Saturday, April 13, 2019

Book Write-Up: Children of God, by Lars Petter Sveen

Lars Petter Sveen. Children of God. Trans. Guy Puzey. Graywolf, 2018. See here to purchase the book.

Lars Petter Sveen is a Norwegian author, who has received literary awards. Children of God is set in first century C.E. Israel, the time of the historical Jesus. It consists of short stories, many of which overlap with each other in characters. Looming throughout the book is a blind old man, a sinister presence who still appeals to people’s desire for purpose and meaning.

I found this book to be rather dull, to be honest, but I may like it if I were to read it years in the future. Plus, you may find it interesting. The book is a translation from the original Norwegian, yet the prose is neat and clean. Perhaps the prose could have had more feeling in it, though.

People in the book struggle with profound issues. One person desires healing and receives it yet finds his faith tested when his illness returns. A revolutionary struggles with Roman oppression due to the pacifistic teachings of Jesus.

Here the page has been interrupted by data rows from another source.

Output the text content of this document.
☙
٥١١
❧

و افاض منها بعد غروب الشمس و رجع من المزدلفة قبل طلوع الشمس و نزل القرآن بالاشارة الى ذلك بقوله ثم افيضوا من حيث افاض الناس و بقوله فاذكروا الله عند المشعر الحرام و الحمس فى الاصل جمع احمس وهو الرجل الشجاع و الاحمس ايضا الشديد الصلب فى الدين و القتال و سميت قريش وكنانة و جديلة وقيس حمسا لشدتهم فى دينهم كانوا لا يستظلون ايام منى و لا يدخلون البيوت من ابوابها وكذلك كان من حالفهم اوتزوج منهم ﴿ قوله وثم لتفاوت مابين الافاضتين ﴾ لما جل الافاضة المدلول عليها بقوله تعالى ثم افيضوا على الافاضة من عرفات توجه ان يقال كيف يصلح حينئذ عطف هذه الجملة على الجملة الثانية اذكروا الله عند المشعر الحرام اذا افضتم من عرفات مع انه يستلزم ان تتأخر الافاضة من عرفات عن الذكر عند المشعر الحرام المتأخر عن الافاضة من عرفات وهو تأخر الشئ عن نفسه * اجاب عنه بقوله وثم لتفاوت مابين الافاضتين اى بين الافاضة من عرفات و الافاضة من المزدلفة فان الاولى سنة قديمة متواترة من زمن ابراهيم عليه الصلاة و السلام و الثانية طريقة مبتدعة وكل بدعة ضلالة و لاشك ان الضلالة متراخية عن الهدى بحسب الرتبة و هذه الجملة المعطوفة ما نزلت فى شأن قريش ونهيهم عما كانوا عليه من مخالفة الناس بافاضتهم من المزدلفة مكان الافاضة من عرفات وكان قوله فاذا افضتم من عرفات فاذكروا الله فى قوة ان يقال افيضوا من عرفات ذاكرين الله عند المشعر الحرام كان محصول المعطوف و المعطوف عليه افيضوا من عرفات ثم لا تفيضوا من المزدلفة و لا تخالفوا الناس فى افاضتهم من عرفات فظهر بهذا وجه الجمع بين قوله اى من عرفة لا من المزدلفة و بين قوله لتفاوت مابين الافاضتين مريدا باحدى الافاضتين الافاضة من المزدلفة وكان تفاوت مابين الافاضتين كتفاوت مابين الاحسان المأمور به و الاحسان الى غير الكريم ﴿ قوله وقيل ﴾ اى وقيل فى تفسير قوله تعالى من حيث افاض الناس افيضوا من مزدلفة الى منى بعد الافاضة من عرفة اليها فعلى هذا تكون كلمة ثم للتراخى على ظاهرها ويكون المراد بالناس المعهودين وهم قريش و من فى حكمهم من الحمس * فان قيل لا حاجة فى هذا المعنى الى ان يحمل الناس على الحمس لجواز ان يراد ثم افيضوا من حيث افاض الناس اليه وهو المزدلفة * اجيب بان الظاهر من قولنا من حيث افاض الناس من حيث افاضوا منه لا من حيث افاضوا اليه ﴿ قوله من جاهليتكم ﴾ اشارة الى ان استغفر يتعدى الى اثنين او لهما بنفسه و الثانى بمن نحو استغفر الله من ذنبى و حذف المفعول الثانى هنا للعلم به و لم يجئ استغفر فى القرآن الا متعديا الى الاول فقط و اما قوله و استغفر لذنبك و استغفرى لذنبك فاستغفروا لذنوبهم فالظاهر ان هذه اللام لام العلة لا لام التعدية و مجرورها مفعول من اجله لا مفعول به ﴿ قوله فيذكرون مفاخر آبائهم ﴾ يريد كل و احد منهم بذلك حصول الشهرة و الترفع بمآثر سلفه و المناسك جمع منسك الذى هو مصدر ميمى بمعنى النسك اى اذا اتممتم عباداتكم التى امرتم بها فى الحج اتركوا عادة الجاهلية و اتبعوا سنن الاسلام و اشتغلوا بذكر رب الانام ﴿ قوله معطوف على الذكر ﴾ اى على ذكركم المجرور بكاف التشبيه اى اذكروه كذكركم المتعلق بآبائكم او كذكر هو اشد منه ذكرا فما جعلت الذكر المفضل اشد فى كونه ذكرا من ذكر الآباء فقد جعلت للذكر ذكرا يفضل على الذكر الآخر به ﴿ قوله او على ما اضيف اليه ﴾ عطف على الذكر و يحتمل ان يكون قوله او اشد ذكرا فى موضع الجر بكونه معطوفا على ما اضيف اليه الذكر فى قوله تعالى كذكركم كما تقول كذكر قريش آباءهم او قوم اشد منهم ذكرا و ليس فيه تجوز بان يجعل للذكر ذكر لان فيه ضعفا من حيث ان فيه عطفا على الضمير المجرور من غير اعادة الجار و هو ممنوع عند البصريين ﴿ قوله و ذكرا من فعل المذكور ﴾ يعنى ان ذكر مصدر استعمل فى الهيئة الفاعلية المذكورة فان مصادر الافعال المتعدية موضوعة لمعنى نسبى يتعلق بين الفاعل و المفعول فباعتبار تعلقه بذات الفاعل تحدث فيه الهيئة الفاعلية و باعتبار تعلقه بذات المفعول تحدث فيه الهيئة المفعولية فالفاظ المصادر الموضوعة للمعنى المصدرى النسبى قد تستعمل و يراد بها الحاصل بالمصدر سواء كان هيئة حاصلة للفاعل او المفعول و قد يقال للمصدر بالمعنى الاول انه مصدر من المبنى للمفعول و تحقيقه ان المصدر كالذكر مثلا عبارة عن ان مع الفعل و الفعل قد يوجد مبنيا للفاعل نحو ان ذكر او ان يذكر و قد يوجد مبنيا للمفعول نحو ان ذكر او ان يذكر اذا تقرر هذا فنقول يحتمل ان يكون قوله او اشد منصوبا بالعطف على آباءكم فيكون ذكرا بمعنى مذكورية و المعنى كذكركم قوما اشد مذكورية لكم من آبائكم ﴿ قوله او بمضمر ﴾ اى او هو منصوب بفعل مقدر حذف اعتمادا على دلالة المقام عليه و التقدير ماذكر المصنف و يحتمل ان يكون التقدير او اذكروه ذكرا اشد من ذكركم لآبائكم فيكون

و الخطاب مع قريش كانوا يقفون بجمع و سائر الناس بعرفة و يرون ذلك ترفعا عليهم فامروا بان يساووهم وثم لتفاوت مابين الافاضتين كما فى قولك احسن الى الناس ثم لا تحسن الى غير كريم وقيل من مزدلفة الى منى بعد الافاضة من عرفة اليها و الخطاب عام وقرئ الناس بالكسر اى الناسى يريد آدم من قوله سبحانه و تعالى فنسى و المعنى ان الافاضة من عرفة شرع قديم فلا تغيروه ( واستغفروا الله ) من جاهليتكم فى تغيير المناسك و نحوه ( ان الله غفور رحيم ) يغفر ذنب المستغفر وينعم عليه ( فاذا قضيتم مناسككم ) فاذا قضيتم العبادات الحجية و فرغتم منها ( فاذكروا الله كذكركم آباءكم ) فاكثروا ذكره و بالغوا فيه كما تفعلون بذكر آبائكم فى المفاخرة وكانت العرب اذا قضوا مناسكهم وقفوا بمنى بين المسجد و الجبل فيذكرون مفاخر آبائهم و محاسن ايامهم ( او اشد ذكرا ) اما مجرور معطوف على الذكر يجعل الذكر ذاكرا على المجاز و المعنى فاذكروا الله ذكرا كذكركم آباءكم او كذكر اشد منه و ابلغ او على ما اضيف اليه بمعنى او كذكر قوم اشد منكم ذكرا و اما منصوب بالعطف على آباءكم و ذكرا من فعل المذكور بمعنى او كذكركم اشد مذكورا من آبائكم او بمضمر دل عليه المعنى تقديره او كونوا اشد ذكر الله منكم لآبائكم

Jesus appears rather human in this book. He does not exude an enormous amount of warmth, but neither is he cold. He responds like one would expect a lot of people to respond: with guarded tentativeness. There are people who believe that they are healed by Jesus yet their diseases remain, and Sveen may have been trying to make some profound point here: they were healed within, even if they were not healed without. Still, Jesus seems to accomplish real outward healings. The book is somewhat nebulous about whether Jesus rose from the dead or was a failed idealist. One character remarks that many versions of Jesus emerged after the claims that Jesus rose from the dead.

This book is not exactly preachy, but people still wrestle with the teachings of Jesus.

I checked this book out from the library. My review is honest.